Q: What about using uniqueidentifier fields for keys in a clustered index, will this affect performance? They are random numbers so they are not monotonically increasing…
Ha, I always want to time how long it’s going to take for me to get this question. Seriously, I don’t think I’ve EVER given an indexing lecture (where I talked about the clustering key) where someone didn’t ask about GUIDs. And – once again – a great question! I do not really have a problem with GUIDs in general. I think they have a purpose in that they are relatively “random” numbers (they are not really random entirely as they get part of their value from SQL Server, part from Windows, part is based on time, part is ever increasing and part is random; however, the final values do not create any form of pattern). They truly make sense in distributed applications or those where you do not want a predictable row identifier; however, they are not always an appropriate choice for a key. (I think this should be a discussion in and of itself. Issues related to GUIDs. OK, I’ll work on this one!) But this leads me to another issue – is the primary key always clustered and/or always need to be an identity. These three things are really three separate things and they do NOT have to be on the same column. I often prefer that all three are the same column as an identity is naturally unique, naturally static, naturally narrow as well as creates an ever-increasing pattern that minimizes splits/fragmentation due to inserts (again, only when this is also the clustering key). So I guess the question is – does it really need to be the Primary key? And well, that’s the debatable but if all three criteria come together that often gives you the largest gains. If the Primary key is not an identity (and it’s a very large transaction processing table with a lot of inserts/updates/deletes) then I would consider adding a surrogate column – solely for clustering – and make the Primary Key non-clustered. The non-clustered index will certainly become fragmented (if on a GUID) so as long as proper maintenance practices are in place you can reduce the excess disk space and improve modification performance.
Q: What about UPDATEs that change the row’s clustering columns?
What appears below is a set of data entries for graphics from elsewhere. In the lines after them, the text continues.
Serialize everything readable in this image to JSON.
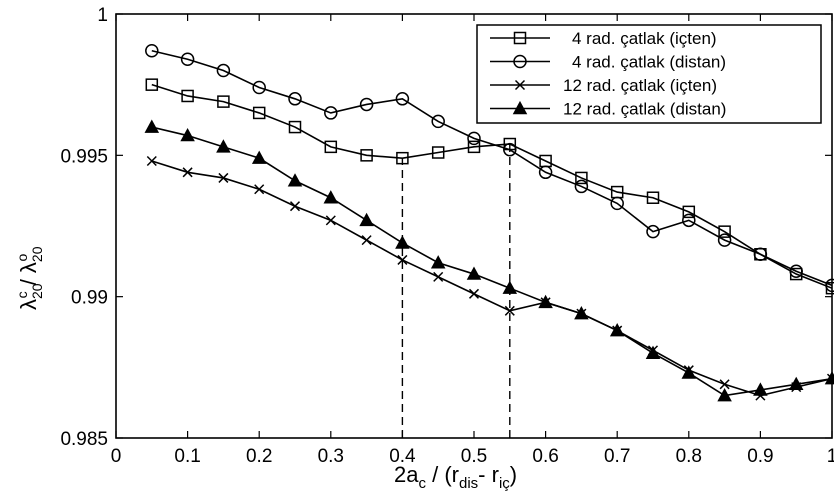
{
  "chart_data": {
    "type": "line",
    "title": "",
    "xlabel": {
      "main": "2a",
      "sub_c": "c",
      "mid": " / (r",
      "sub_dis": "dis",
      "dash": "- r",
      "sub_ic": "iç",
      "close": ")"
    },
    "ylabel": {
      "lambda1": "λ",
      "sub1": "20",
      "sup1": "c",
      "slash": " / ",
      "lambda2": "λ",
      "sub2": "20",
      "sup2": "o"
    },
    "xlim": [
      0,
      1
    ],
    "ylim": [
      0.985,
      1
    ],
    "x_ticks": [
      "0",
      "0.1",
      "0.2",
      "0.3",
      "0.4",
      "0.5",
      "0.6",
      "0.7",
      "0.8",
      "0.9",
      "1"
    ],
    "y_ticks": [
      "0.985",
      "0.99",
      "0.995",
      "1"
    ],
    "x_tick_values": [
      0,
      0.1,
      0.2,
      0.3,
      0.4,
      0.5,
      0.6,
      0.7,
      0.8,
      0.9,
      1.0
    ],
    "y_tick_values": [
      0.985,
      0.99,
      0.995,
      1.0
    ],
    "grid": false,
    "legend_position": "top-right",
    "x": [
      0.05,
      0.1,
      0.15,
      0.2,
      0.25,
      0.3,
      0.35,
      0.4,
      0.45,
      0.5,
      0.55,
      0.6,
      0.65,
      0.7,
      0.75,
      0.8,
      0.85,
      0.9,
      0.95,
      1.0
    ],
    "series": [
      {
        "name": "4 rad. çatlak (içten)",
        "marker": "square",
        "values": [
          0.9975,
          0.9971,
          0.9969,
          0.9965,
          0.996,
          0.9953,
          0.995,
          0.9949,
          0.9951,
          0.9953,
          0.9954,
          0.9948,
          0.9942,
          0.9937,
          0.9935,
          0.993,
          0.9923,
          0.9915,
          0.9908,
          0.9903
        ]
      },
      {
        "name": "4 rad. çatlak (distan)",
        "marker": "circle",
        "values": [
          0.9987,
          0.9984,
          0.998,
          0.9974,
          0.997,
          0.9965,
          0.9968,
          0.997,
          0.9962,
          0.9956,
          0.9952,
          0.9944,
          0.9939,
          0.9933,
          0.9923,
          0.9927,
          0.992,
          0.9915,
          0.9909,
          0.9904
        ]
      },
      {
        "name": "12 rad. çatlak (içten)",
        "marker": "x",
        "values": [
          0.9948,
          0.9944,
          0.9942,
          0.9938,
          0.9932,
          0.9927,
          0.992,
          0.9913,
          0.9907,
          0.9901,
          0.9895,
          0.9898,
          0.9894,
          0.9888,
          0.9881,
          0.9874,
          0.9869,
          0.9865,
          0.9868,
          0.9871
        ]
      },
      {
        "name": "12 rad. çatlak (distan)",
        "marker": "triangle",
        "values": [
          0.996,
          0.9957,
          0.9953,
          0.9949,
          0.9941,
          0.9935,
          0.9927,
          0.9919,
          0.9912,
          0.9908,
          0.9903,
          0.9898,
          0.9894,
          0.9888,
          0.988,
          0.9873,
          0.9865,
          0.9867,
          0.9869,
          0.9871
        ]
      }
    ],
    "reference_lines": [
      {
        "x": 0.4,
        "y_top": 0.9949
      },
      {
        "x": 0.55,
        "y_top": 0.9954
      }
    ]
  }
}
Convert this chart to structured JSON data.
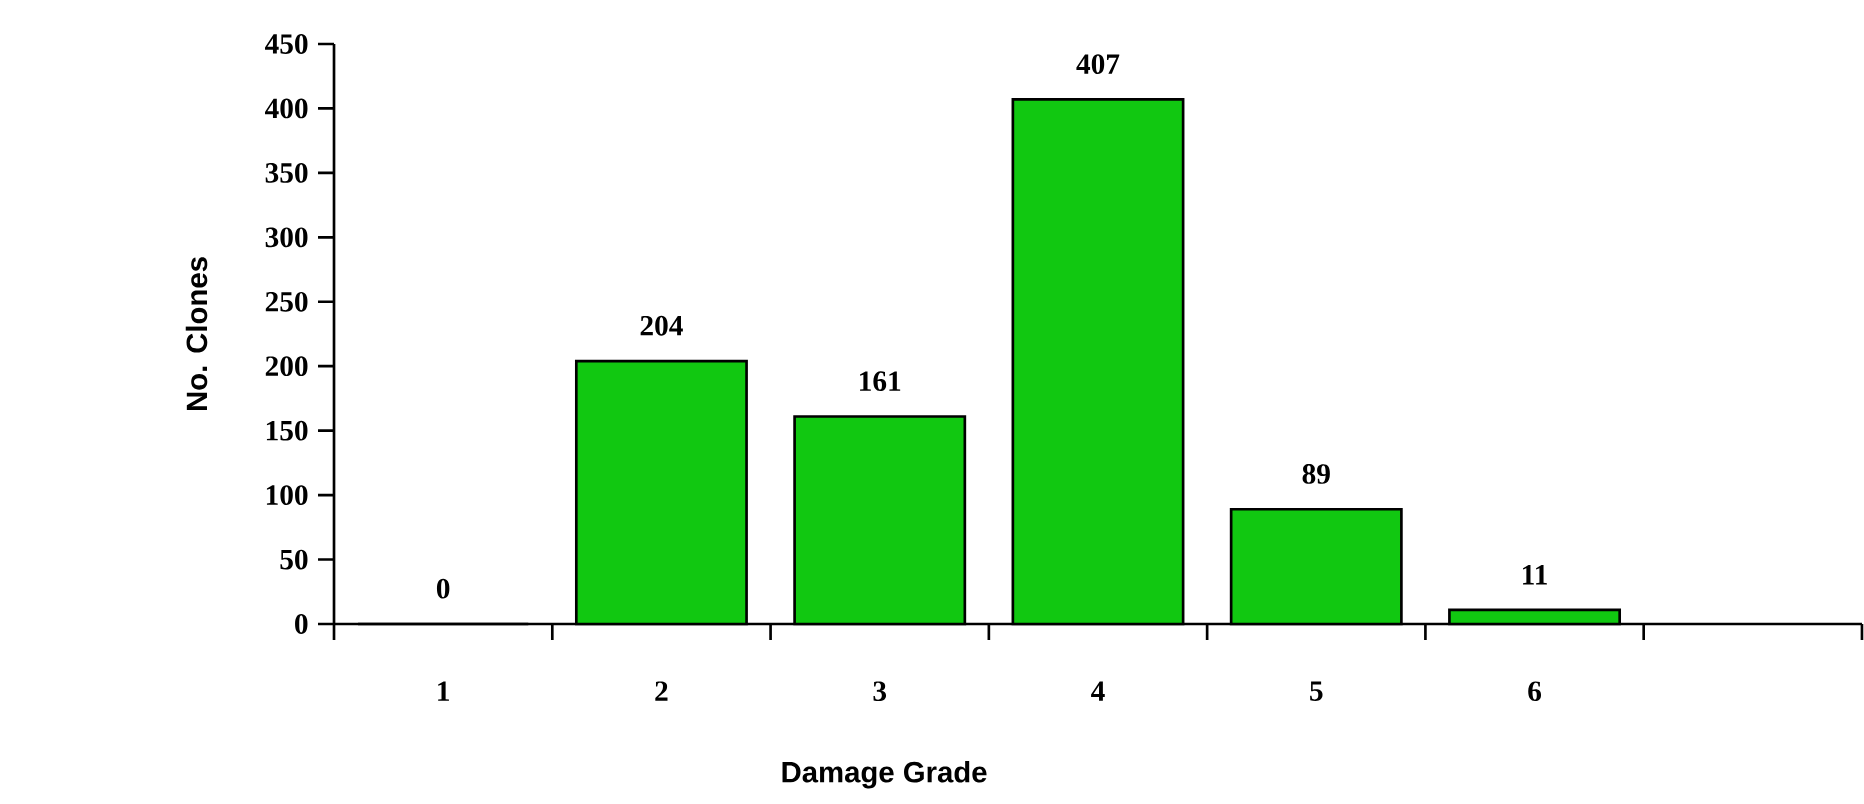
{
  "chart_data": {
    "type": "bar",
    "xlabel": "Damage Grade",
    "ylabel": "No. Clones",
    "categories": [
      "1",
      "2",
      "3",
      "4",
      "5",
      "6",
      null
    ],
    "values": [
      0,
      204,
      161,
      407,
      89,
      11,
      null
    ],
    "color": "#11c811",
    "ylim": [
      0,
      450
    ],
    "yticks": [
      0,
      50,
      100,
      150,
      200,
      250,
      300,
      350,
      400,
      450
    ],
    "data_labels": true
  }
}
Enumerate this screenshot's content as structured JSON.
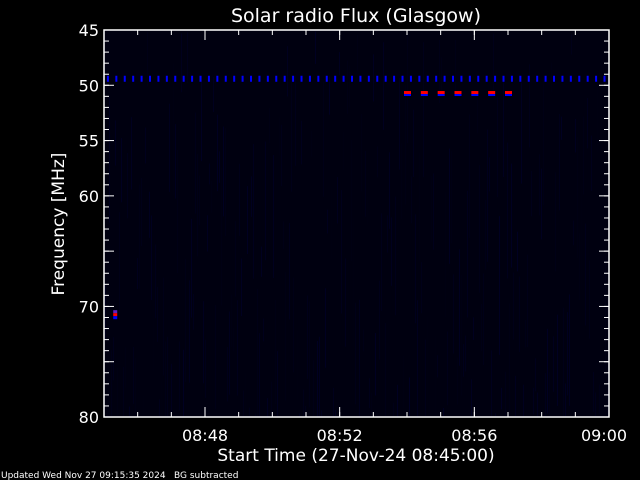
{
  "chart_data": {
    "type": "heatmap",
    "title": "Solar radio Flux (Glasgow)",
    "xlabel": "Start Time (27-Nov-24 08:45:00)",
    "ylabel": "Frequency [MHz]",
    "xlim": [
      "08:45:00",
      "09:00:00"
    ],
    "ylim": [
      45,
      80
    ],
    "y_inverted": true,
    "x_tick_labels": [
      "08:48",
      "08:52",
      "08:56",
      "09:00"
    ],
    "x_tick_minutes": [
      3,
      7,
      11,
      15
    ],
    "y_tick_labels": [
      "45",
      "50",
      "55",
      "60",
      "70",
      "80"
    ],
    "y_tick_values": [
      45,
      50,
      55,
      60,
      70,
      80
    ],
    "colormap": {
      "background": "#000010",
      "low": "#00004a",
      "mid": "#0000ff",
      "high": "#ff0000"
    },
    "features": [
      {
        "kind": "periodic-interference",
        "frequency_mhz": 49.5,
        "start": "08:45:07",
        "end": "08:59:52",
        "period_s": 15,
        "level": "mid"
      },
      {
        "kind": "periodic-interference",
        "frequency_mhz": 50.7,
        "start": "08:54:00",
        "end": "08:57:10",
        "period_s": 30,
        "level": "high"
      },
      {
        "kind": "spot",
        "frequency_mhz": 70.7,
        "time": "08:45:20",
        "level": "high"
      }
    ]
  },
  "footer": {
    "updated": "Updated Wed Nov 27 09:15:35 2024",
    "note": "BG subtracted"
  }
}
This question was related to “what can cause fragmentation” where I was discussing UPDATEs to variable width columns. While updates to variable width columns can cause a row to widen (and possibly result in a page split) it’s a good point to mention that volatility in the clustering key is far worse. In fact, in last month’s webcast, I spent quite a bit of time discussing proper creation of the clustering key – to minimize fragmentation and in general, improve performance. There are three criteria for which I look in a clustering key: the key should be Unique, Narrow and Static. As final criteria – and this helps to minimize fragmentation proactively – I look for the key to have an ever-increasing pattern. Sometimes this means creating the clustered index on an identity column and if one doesn’t exist you might consider adding a column solely for this purpose! I probably wouldn’t worry about this for small tables but for an extremely large and volatile table this can often be a good idea. You might also consider (depending on access patterns), creating the clustered index on a combination of columns – such as date, identity; this creates the ever increasing pattern and also ensures uniqueness for the value as date is likely to have duplicates. There are multiple options and there are multiple considerations – all of which affect query performance, data modification performance, maintenance requirements and therefore availability. Make sure to review many of the other questions in this area as a few have a great amount of detail.